First things first: we owe gratitude to any bar or restaurant that carries a decent selection of beer. We all know that the number of establishments that carry nothing more than a tiny handful of pale lagers far outweighs the number of establishments that dare stock an IPA, a brown ale, a stout and maybe even a Belgian or two, in addition to the standard domestics. The simple act of having 20-plus taps that aren’t entirely devoted to mass-produced lagers (or having a couple dozen bottles of craft beer) is worthy of honorable mention. Thank you to all of the bar managers/owners who have put forth the effort to stock real variety.
But I have to be honest with you: variety alone is not enough. You need to respect that beer.
Let’s start with glassware. First of all, at least ask before you serve your patrons that beer in a frosted glass. I know there are folks out there who want that, so I won’t tell you to stop freezing all of your glasses (even though I wish you would stop), but you might be surprised how many of us don’t want that frozen glass—if you’d just ask. You’ll have to (re)train your bartenders on this point. Just have some room temp glasses on hand, and when someone orders a draft beer, quickly ask “Would you like that in a frosted glass?” It takes just one second, and you’ll stop pissing off people like me who hate the frozen glasses. I know I am not an oddball on this point.
Second, no business has any business selling a beer with 10 percent alcohol in a 16-ounce glass for five or six bucks. That’s just ridiculous. It’s likely many of the folks who buy that beer don’t realize that by the time they’ve finished off one pint, they’ve consumed as much alcohol as three bottles of Bud Light. They may be accustomed to drinking half a six-pack of domestic light lager over the course of an hour, but when they down that pint of double IPA in 30 minutes, that’s three times the alcohol in half the time. And they may order a second before they know what hit them. We’re talking serious inebriation.
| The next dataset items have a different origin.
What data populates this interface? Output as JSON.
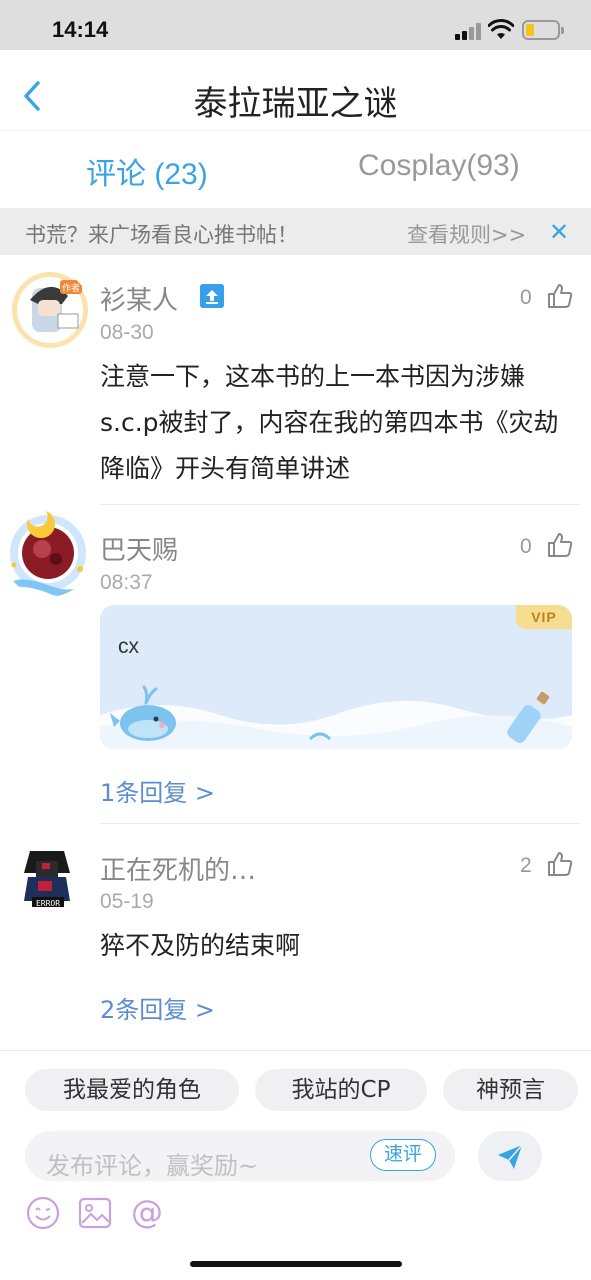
{
  "status_bar": {
    "time": "14:14"
  },
  "nav": {
    "title": "泰拉瑞亚之谜"
  },
  "tabs": [
    {
      "label": "评论 (23)",
      "active": true
    },
    {
      "label": "Cosplay(93)",
      "active": false
    }
  ],
  "banner": {
    "text": "书荒？来广场看良心推书帖！",
    "link": "查看规则>>",
    "close": "✕"
  },
  "comments": [
    {
      "name": "衫某人",
      "date": "08-30",
      "likes": "0",
      "avatar_badge": "作者",
      "text": "注意一下，这本书的上一本书因为涉嫌s.c.p被封了，内容在我的第四本书《灾劫降临》开头有简单讲述"
    },
    {
      "name": "巴天赐",
      "date": "08:37",
      "likes": "0",
      "vip_tag": "VIP",
      "text": "cx",
      "reply": "1条回复 >"
    },
    {
      "name": "正在死机的…",
      "date": "05-19",
      "likes": "2",
      "avatar_badge": "ERROR",
      "text": "猝不及防的结束啊",
      "reply": "2条回复 >"
    }
  ],
  "bottom": {
    "chips": [
      "我最爱的角色",
      "我站的CP",
      "神预言"
    ],
    "input_placeholder": "发布评论，赢奖励~",
    "quick_review": "速评"
  },
  "colors": {
    "accent": "#3aa3e3",
    "reply_link": "#5b8ed0"
  }
}
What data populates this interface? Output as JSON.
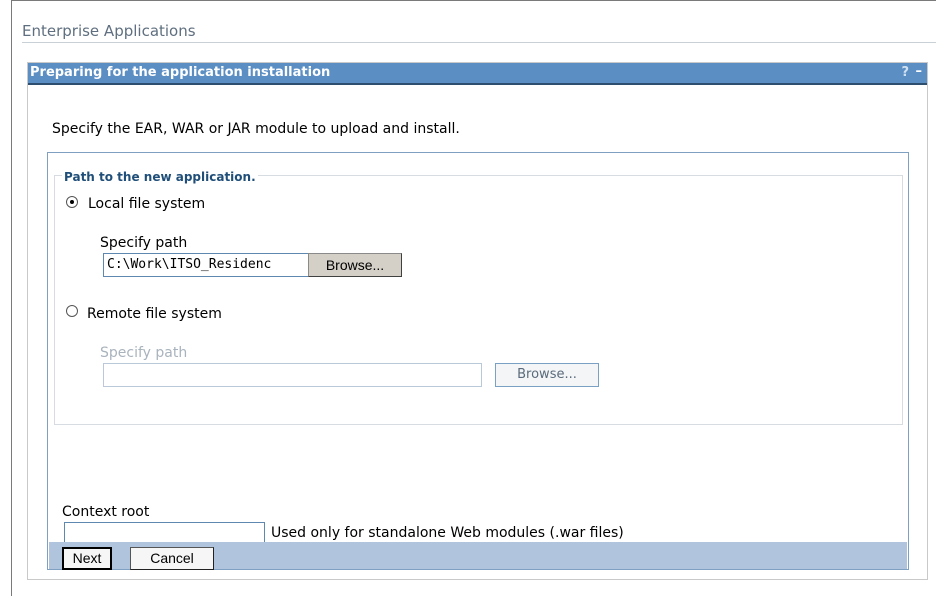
{
  "page": {
    "title": "Enterprise Applications"
  },
  "portlet": {
    "title": "Preparing for the application installation",
    "help_glyph": "?",
    "minimize_glyph": "–"
  },
  "form": {
    "instruction": "Specify the EAR, WAR or JAR module to upload and install.",
    "path_legend": "Path to the new application.",
    "local": {
      "label": "Local file system",
      "selected": true,
      "specify_label": "Specify path",
      "path_value": "C:\\Work\\ITSO_Residenc",
      "browse_label": "Browse..."
    },
    "remote": {
      "label": "Remote file system",
      "selected": false,
      "specify_label": "Specify path",
      "path_value": "",
      "browse_label": "Browse..."
    },
    "context_root": {
      "label": "Context root",
      "value": "",
      "hint": "Used only for standalone Web modules (.war files)"
    }
  },
  "buttons": {
    "next": "Next",
    "cancel": "Cancel"
  },
  "colors": {
    "header_bg": "#5b8fc4",
    "button_bar_bg": "#b0c4de",
    "legend_text": "#1f4e79"
  }
}
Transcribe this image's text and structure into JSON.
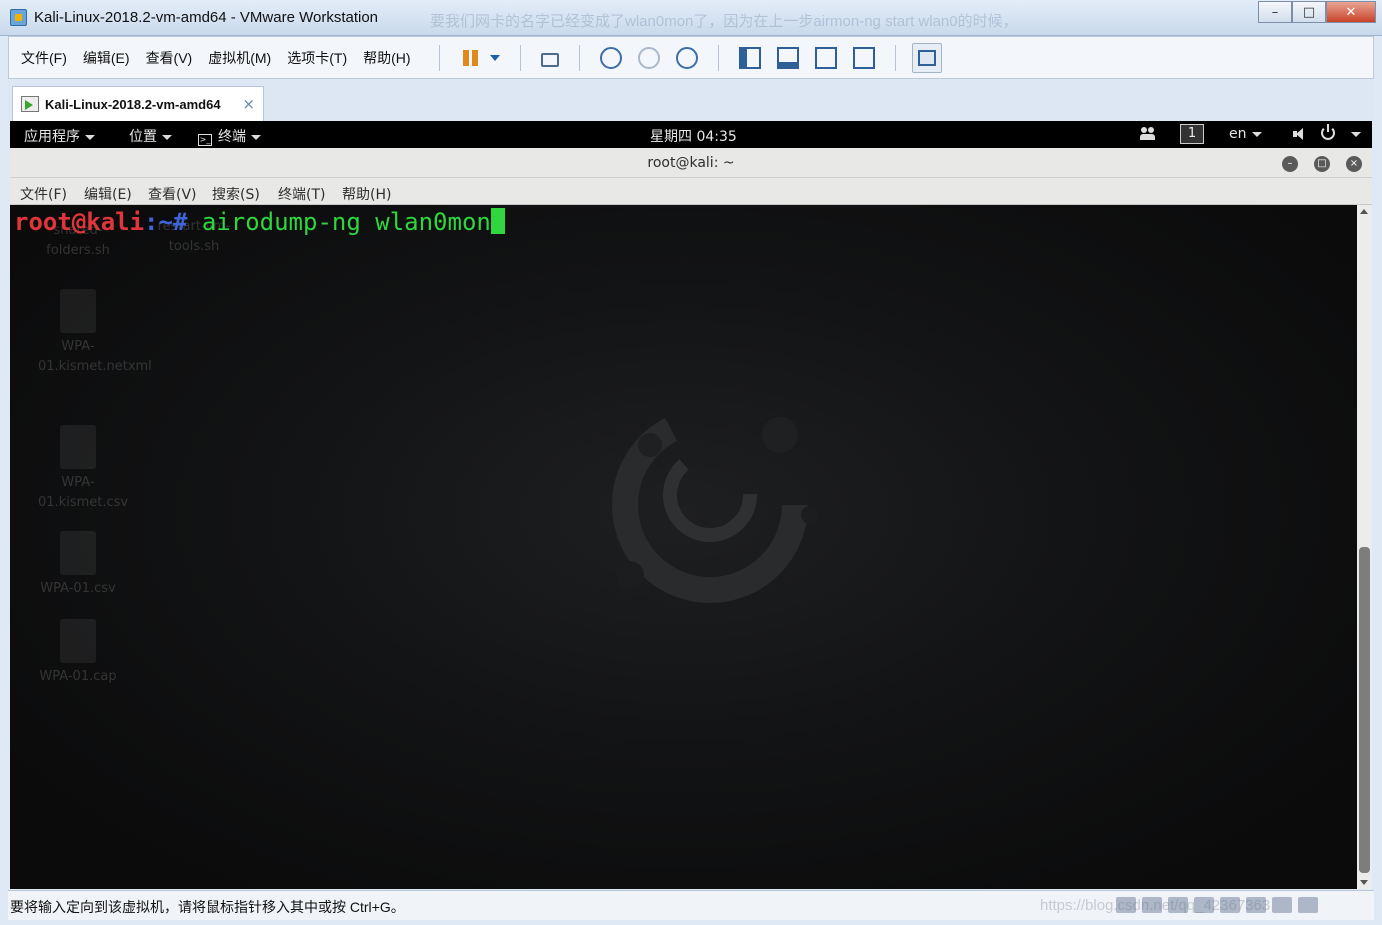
{
  "window": {
    "title": "Kali-Linux-2018.2-vm-amd64 - VMware Workstation",
    "overlay_text": "要我们网卡的名字已经变成了wlan0mon了，因为在上一步airmon-ng start wlan0的时候，",
    "minimize": "–",
    "maximize": "□",
    "close": "✕"
  },
  "menubar": {
    "items": [
      "文件(F)",
      "编辑(E)",
      "查看(V)",
      "虚拟机(M)",
      "选项卡(T)",
      "帮助(H)"
    ]
  },
  "toolbar": {
    "icons": [
      "pause-icon",
      "dropdown-icon",
      "network-icon",
      "snapshot-icon",
      "snapshot-revert-icon",
      "snapshot-manager-icon",
      "library-icon",
      "console-view-icon",
      "fullscreen-icon",
      "unity-icon",
      "thumbnail-view-icon"
    ]
  },
  "tab": {
    "label": "Kali-Linux-2018.2-vm-amd64",
    "close": "×"
  },
  "guest_topbar": {
    "applications": "应用程序",
    "places": "位置",
    "terminal": "终端",
    "clock": "星期四 04:35",
    "workspace": "1",
    "language": "en"
  },
  "terminal": {
    "title": "root@kali: ~",
    "menu": [
      "文件(F)",
      "编辑(E)",
      "查看(V)",
      "搜索(S)",
      "终端(T)",
      "帮助(H)"
    ],
    "prompt_user": "root@kali",
    "prompt_path": ":~#",
    "command": " airodump-ng wlan0mon",
    "minimize": "–",
    "maximize": "□",
    "close": "×"
  },
  "desktop_icons": [
    {
      "label": "shared-folders.sh"
    },
    {
      "label": "restart-vm-tools.sh"
    },
    {
      "label": "WPA-01.kismet.netxml"
    },
    {
      "label": "WPA-01.kismet.csv"
    },
    {
      "label": "WPA-01.csv"
    },
    {
      "label": "WPA-01.cap"
    }
  ],
  "statusbar": {
    "message": "要将输入定向到该虚拟机，请将鼠标指针移入其中或按 Ctrl+G。",
    "watermark": "https://blog.csdn.net/qq_42367363"
  },
  "colors": {
    "prompt_user": "#e0363b",
    "prompt_path": "#3f63d9",
    "command": "#2fd63d",
    "accent_orange": "#e08a1e",
    "toolbar_blue": "#2e5f99"
  }
}
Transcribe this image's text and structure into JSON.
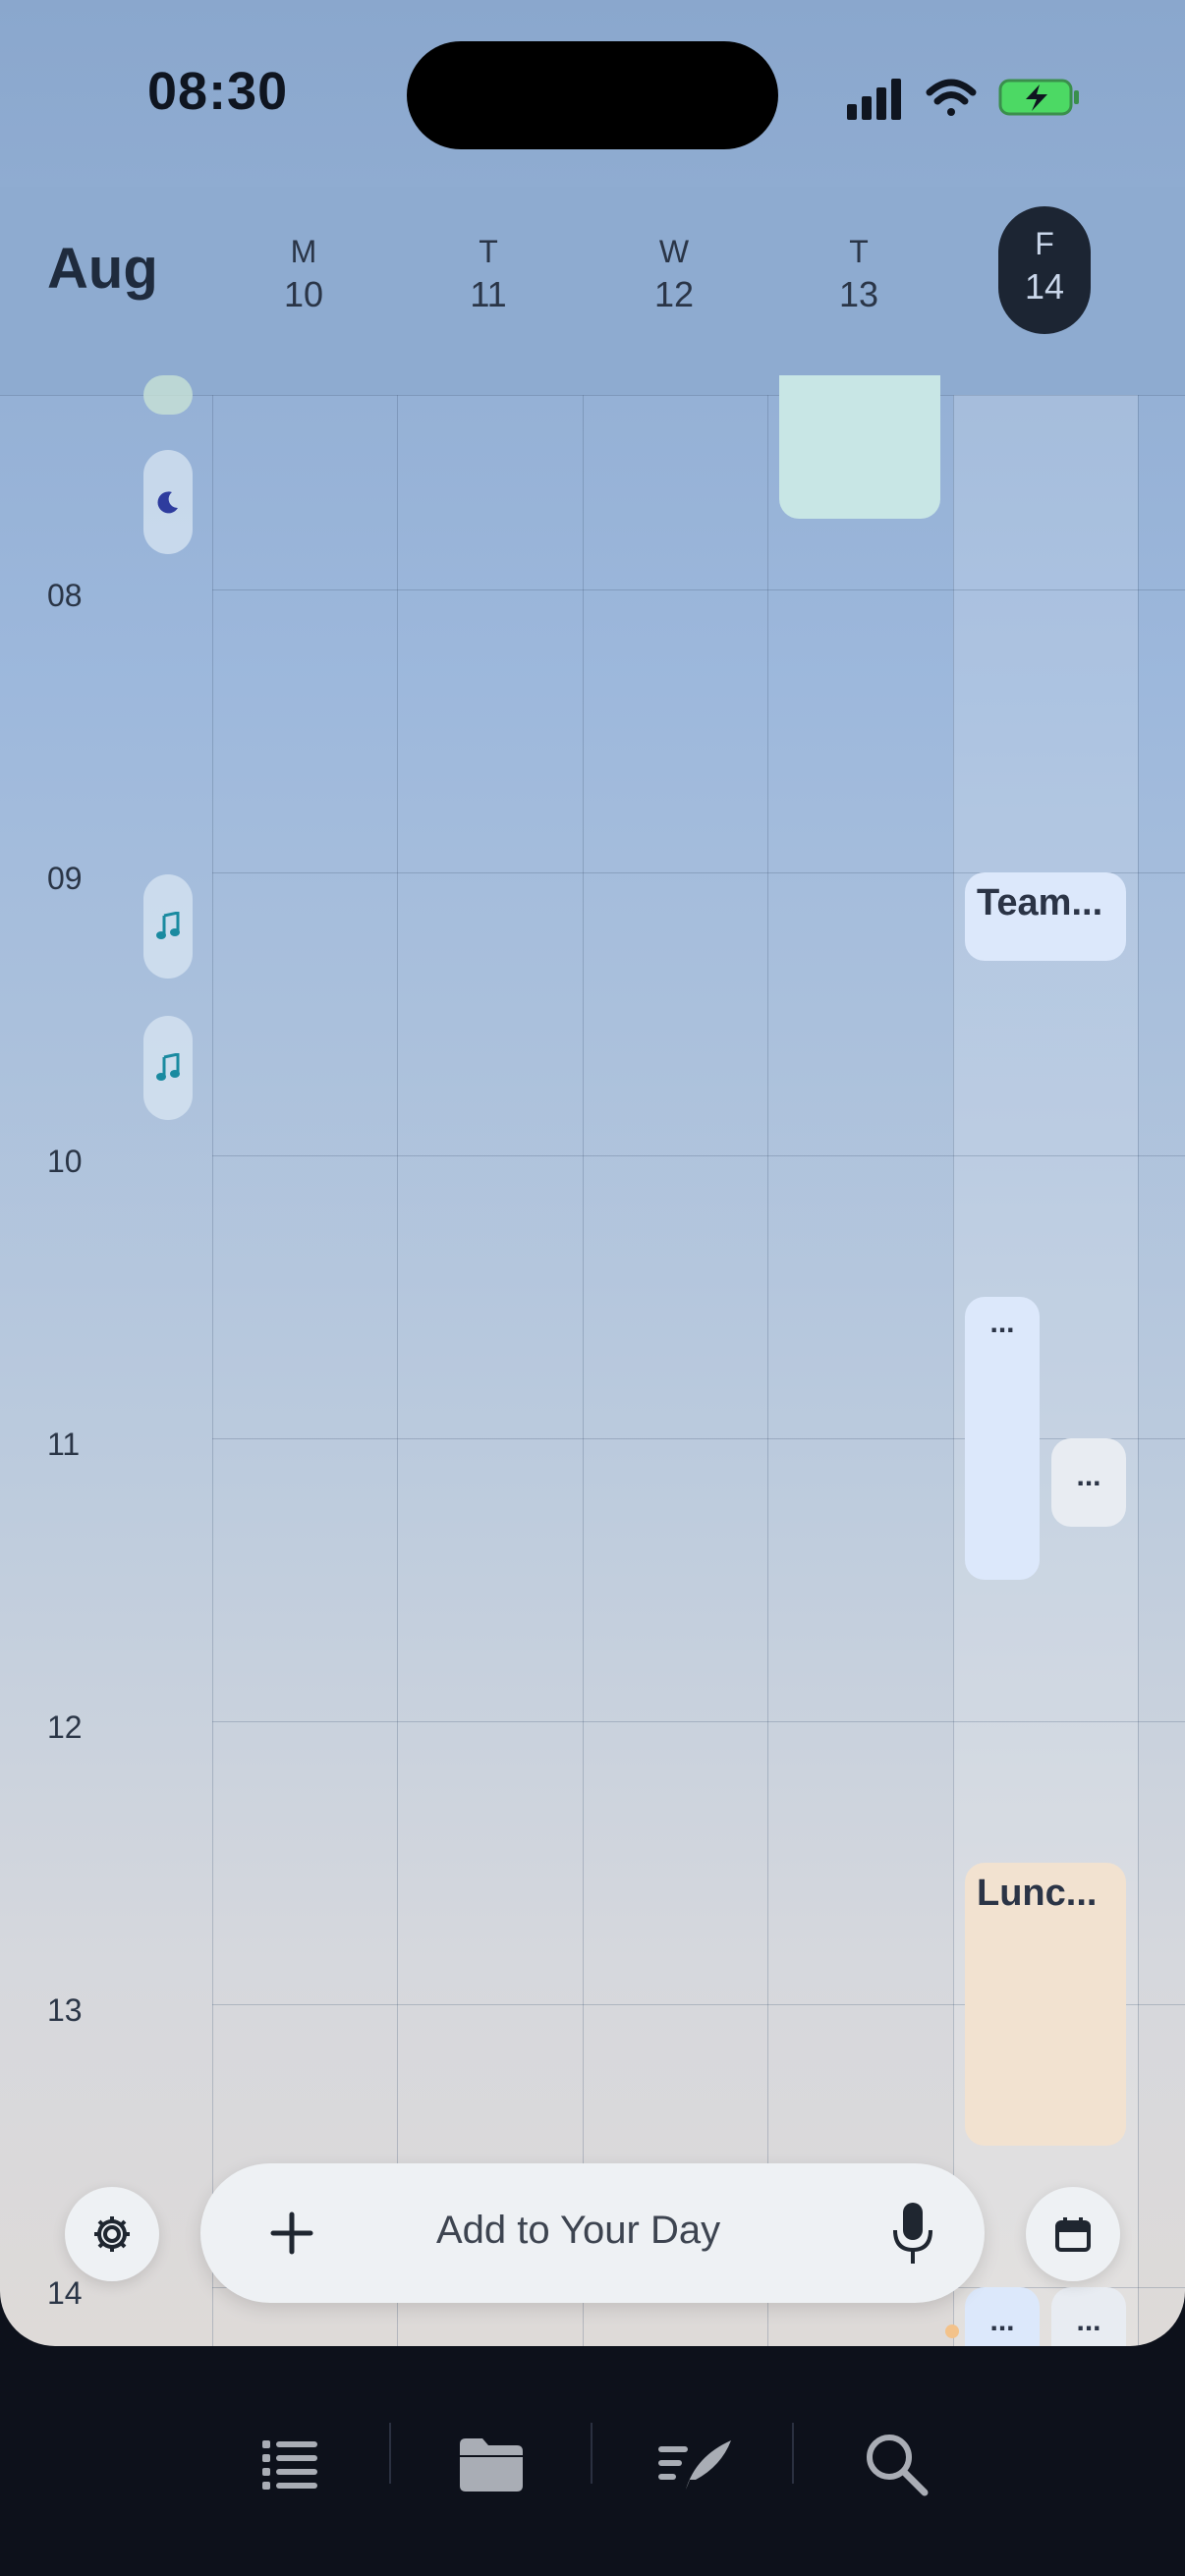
{
  "status_bar": {
    "time": "08:30"
  },
  "header": {
    "month": "Aug",
    "days": [
      {
        "letter": "M",
        "number": "10"
      },
      {
        "letter": "T",
        "number": "11"
      },
      {
        "letter": "W",
        "number": "12"
      },
      {
        "letter": "T",
        "number": "13"
      },
      {
        "letter": "F",
        "number": "14",
        "selected": true
      }
    ]
  },
  "timeline": {
    "hours": [
      "08",
      "09",
      "10",
      "11",
      "12",
      "13",
      "14"
    ]
  },
  "events": {
    "team": {
      "title": "Team..."
    },
    "lunch": {
      "title": "Lunc..."
    },
    "more1": {
      "label": "..."
    },
    "more2": {
      "label": "..."
    },
    "more3": {
      "label": "..."
    },
    "more4": {
      "label": "..."
    }
  },
  "add_bar": {
    "placeholder": "Add to Your Day"
  },
  "icons": {
    "status": [
      "signal-icon",
      "wifi-icon",
      "battery-icon"
    ],
    "sidebar": [
      "moon-icon",
      "music-note-icon"
    ],
    "controls": [
      "gear-icon",
      "plus-icon",
      "microphone-icon",
      "calendar-icon"
    ],
    "tabs": [
      "list-icon",
      "folder-icon",
      "feather-icon",
      "search-icon"
    ]
  },
  "colors": {
    "accent_dark": "#1c2533",
    "event_blue": "#dce8fb",
    "event_peach": "#f2e2d0",
    "event_mint": "#c8e6e5",
    "battery_green": "#4cd964"
  }
}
The solution is to use smaller glasses for high gravity beer. If you really want to gain the admiration of your customers who love beer, you could stock a handful of different styles of glasses and use stemware for Belgians and some American high-gravity beers, nonic pint glasses for Englishstyle beers and shaker pints for everything else. You already stock three different glasses for different types of wine (red, white, and sparkling); why not give beer the same respect? At a bare minimum you need a 10- or 12-ounce glass of any style that allows you to serve smaller portions of beers with higher alcohol contents.
Also—and is this huge—your servers need to know something about the beer. I have found beer knowledge among the members of Birmingham’s service industry to be woefully inadequate. That’s not their fault, as the situation will never change until bar and restaurant owners require their employees to know as much about beer as they do about wine or mixed drinks. It starts at the top. The distributors selling you the beer should be able to offer staff training on their products, or you can tap into the considerable resources on the internet. An excellent place to start is the Brewers Association’s consumer education website, craftbeer.com. Click on “style finder” to see an introduction to beer beyond standard pale lagers.
And finally: You need beer menus. If customers can’t easily browse a list of which beers you offer, you won’t sell through anything other than a couple of well-known brands. Wondering why it took you a year to sell one case of that high- gravity Belgian ale you ordered last year? Because none of your customers knew you had it. And your servers forgot to mention it because they couldn’t speak intelligently about it because you didn’t train them. Stock a decent variety of beers and then print out a simple insert for your menu. List the beers and their prices. This small effort can sell an impressive amount of high-margin beer.
Alabama’s brewing scene is exploding, with more small breweries popping up all the time. Birmingham can become a destination spot for craft beer, but not until our bars and restaurants really respect the beer.